The numerical examples presented in this study highlighted the key advantages of the proposed metric. For instance, in the inverted pendulum–cart system example, the proposed metric demonstrated its ability to provide consistent and accurate evaluations of disturbance rejection capabilities, even when the controllability Gramian diverged. This addresses a significant limitation of previously proposed DoDR metrics, which often led to numerical inconsistencies and unreliable results due to dependency on the final time and sensitivity to divergence. Moreover, the proposed metric was shown to facilitate the identification of optimal input configurations for disturbance rejection. In simulations that involved the second example system, the metric successfully identified the optimal input that yielded a superior disturbance control performance compared with all other possible input combinations. This result highlighted the practical utility of the proposed metric in developing effective disturbance control systems for unstable systems.

The proposed metric addresses the limitations of existing metrics and extends its applicability to unstable systems, enabling the following future research directions:

• Robust control system design for multi-input systems: By leveraging the metric’s independence from the controller design, it is possible to evaluate the disturbance rejection performance prior to designing the controller and incorporate the results into the system design.
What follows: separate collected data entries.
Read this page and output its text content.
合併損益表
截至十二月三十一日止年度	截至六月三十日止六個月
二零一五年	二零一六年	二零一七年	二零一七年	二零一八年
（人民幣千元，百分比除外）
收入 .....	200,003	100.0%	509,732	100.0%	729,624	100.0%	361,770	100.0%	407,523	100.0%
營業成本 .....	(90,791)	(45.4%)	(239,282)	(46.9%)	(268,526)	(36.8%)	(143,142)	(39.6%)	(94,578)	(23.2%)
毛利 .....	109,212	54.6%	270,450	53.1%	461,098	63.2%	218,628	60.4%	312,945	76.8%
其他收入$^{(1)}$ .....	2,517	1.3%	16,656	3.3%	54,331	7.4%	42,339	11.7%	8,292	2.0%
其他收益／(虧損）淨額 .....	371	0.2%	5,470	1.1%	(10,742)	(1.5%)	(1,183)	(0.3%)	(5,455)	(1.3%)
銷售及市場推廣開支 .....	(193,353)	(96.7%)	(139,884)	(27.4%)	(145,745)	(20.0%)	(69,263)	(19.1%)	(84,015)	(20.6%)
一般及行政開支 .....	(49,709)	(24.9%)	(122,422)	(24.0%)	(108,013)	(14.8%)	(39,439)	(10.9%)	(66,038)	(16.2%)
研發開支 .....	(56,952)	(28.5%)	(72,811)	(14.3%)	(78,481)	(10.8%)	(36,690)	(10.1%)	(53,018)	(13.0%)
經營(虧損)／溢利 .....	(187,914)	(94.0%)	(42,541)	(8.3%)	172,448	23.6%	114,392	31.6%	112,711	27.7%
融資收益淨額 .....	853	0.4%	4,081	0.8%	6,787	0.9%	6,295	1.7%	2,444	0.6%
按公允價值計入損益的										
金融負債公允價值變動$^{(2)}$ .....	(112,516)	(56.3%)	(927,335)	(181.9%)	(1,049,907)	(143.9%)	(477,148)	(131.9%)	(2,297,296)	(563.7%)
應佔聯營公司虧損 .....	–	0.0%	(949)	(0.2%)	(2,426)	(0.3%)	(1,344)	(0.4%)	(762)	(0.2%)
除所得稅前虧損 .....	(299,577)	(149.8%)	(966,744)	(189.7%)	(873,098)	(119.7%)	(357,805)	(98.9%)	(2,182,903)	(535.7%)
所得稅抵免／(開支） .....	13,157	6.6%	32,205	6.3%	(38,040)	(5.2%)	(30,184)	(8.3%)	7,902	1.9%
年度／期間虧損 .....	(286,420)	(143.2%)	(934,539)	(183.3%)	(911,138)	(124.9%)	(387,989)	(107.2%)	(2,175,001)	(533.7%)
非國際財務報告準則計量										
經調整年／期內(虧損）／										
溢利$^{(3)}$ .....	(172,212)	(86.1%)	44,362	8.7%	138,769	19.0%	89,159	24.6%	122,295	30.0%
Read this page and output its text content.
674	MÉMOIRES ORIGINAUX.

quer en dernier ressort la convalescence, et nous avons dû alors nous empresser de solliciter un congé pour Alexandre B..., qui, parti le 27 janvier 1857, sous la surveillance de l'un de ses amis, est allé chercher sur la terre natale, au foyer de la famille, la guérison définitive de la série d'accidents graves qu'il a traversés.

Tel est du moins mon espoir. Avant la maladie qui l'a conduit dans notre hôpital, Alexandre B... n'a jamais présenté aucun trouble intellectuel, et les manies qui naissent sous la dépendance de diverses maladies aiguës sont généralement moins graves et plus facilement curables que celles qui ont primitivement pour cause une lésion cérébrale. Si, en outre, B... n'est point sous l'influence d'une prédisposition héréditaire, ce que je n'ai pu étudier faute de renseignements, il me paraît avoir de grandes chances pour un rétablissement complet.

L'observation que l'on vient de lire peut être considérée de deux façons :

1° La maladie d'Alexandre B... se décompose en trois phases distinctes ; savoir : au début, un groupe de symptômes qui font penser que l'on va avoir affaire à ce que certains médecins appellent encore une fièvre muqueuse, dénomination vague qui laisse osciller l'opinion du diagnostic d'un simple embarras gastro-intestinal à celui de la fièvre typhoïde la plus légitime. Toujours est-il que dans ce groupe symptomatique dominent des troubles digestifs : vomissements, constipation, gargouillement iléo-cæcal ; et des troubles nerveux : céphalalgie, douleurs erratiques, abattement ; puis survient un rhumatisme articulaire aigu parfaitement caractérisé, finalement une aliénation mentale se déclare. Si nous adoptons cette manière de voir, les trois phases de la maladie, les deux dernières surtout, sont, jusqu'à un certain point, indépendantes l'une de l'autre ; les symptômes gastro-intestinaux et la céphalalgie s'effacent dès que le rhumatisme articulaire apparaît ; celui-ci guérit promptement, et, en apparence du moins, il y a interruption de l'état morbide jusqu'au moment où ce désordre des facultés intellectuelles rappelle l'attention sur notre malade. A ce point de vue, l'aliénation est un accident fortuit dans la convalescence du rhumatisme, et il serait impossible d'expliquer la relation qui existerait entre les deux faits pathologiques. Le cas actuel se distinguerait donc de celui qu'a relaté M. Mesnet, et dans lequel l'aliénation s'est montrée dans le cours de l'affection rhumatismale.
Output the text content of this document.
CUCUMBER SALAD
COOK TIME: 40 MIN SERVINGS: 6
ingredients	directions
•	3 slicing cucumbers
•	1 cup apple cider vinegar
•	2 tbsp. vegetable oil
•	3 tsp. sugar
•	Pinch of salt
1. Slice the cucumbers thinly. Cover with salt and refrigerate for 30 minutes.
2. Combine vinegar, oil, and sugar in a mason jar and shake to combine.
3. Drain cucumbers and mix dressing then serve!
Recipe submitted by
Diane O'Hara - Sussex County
This can be particularly useful in applications such as the optimal input allocation for over-actuated vehicles [45] or multi-rotor aerial vehicles [31,32,33], as well as in fault-tolerant control system design [46,47].
• Extension to nonlinear systems: Similar to how conventional Gramian-based DoC metrics have been extended from linear to nonlinear systems [9,10,11,12], the main theorems derived in this study can be utilized to adapt the proposed metric for nonlinear systems. Such an extension would allow for its application in the control system design of representative nonlinear systems, such as walking robots [34,35,36].